Access for whom Dr Ossie Stuart, equalities consultant
Event details
Disability History Month Event
In the United States, the Universal Design (UD) movement seeks to produce built environments that are accessible to a broad range of human variation. Rating universal design assumes that best, most inclusive, forms of disability access. However, this talk will question whether the values, methodologies, and theories behind universal access are in the interest of disabled people.
Rooted in changing the physical environment, with the goal of providing greater access to the workplace and services, does universal design continue to exclude the very disabled people it seeks to benefit? Dr Stuart would argue that for everyone to benefit from universal design and the improved access it promises, it must mean more than a focus on individuals and consumerism. Instead, it should be informed by structural independence and the transformation of society. This, in his opinion, would address the dichotomy between the normative world of non-disabled people and the multiple forms of exclusion that inaccessible design produces.
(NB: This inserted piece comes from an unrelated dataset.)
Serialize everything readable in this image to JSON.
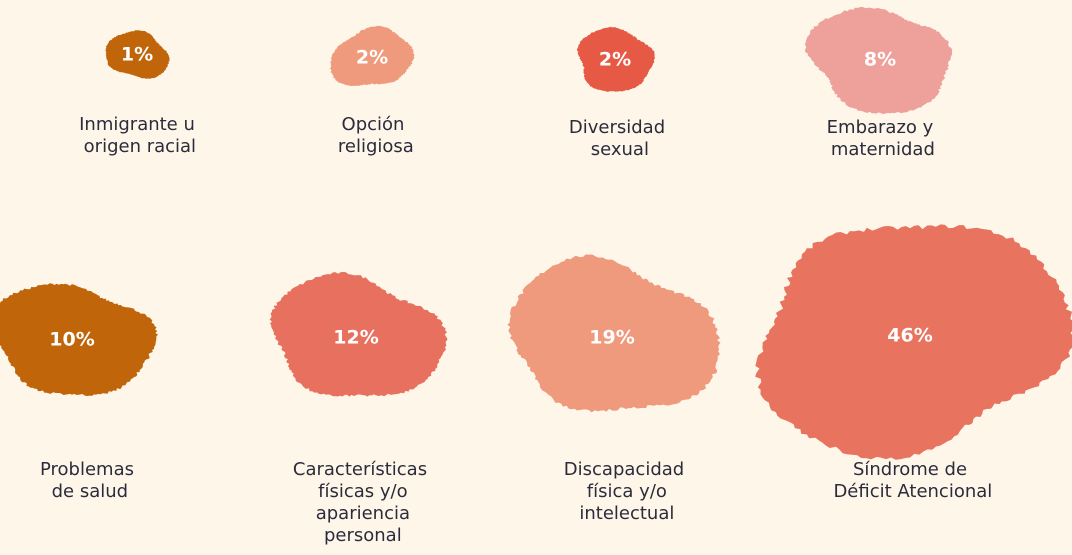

The event will have live captioning.
Dr Ossie Stuart
A disabled person from a black and minority ethnic background, and an E&D consultant with fifteen years of experience as a trainer and specialist adviser. Dr Stuart spent twelve years as an academic at the Universities of Oxford, York and Surrey and have written seminal works on the experience of BME disabled people and social care.
As a trainer, Dr Stuart has run disability and E&D training courses for Public Sector organisations such as the NHS, the Department of Health and Social Care, numerous Local Authorities, Universities and voluntary sector organisations.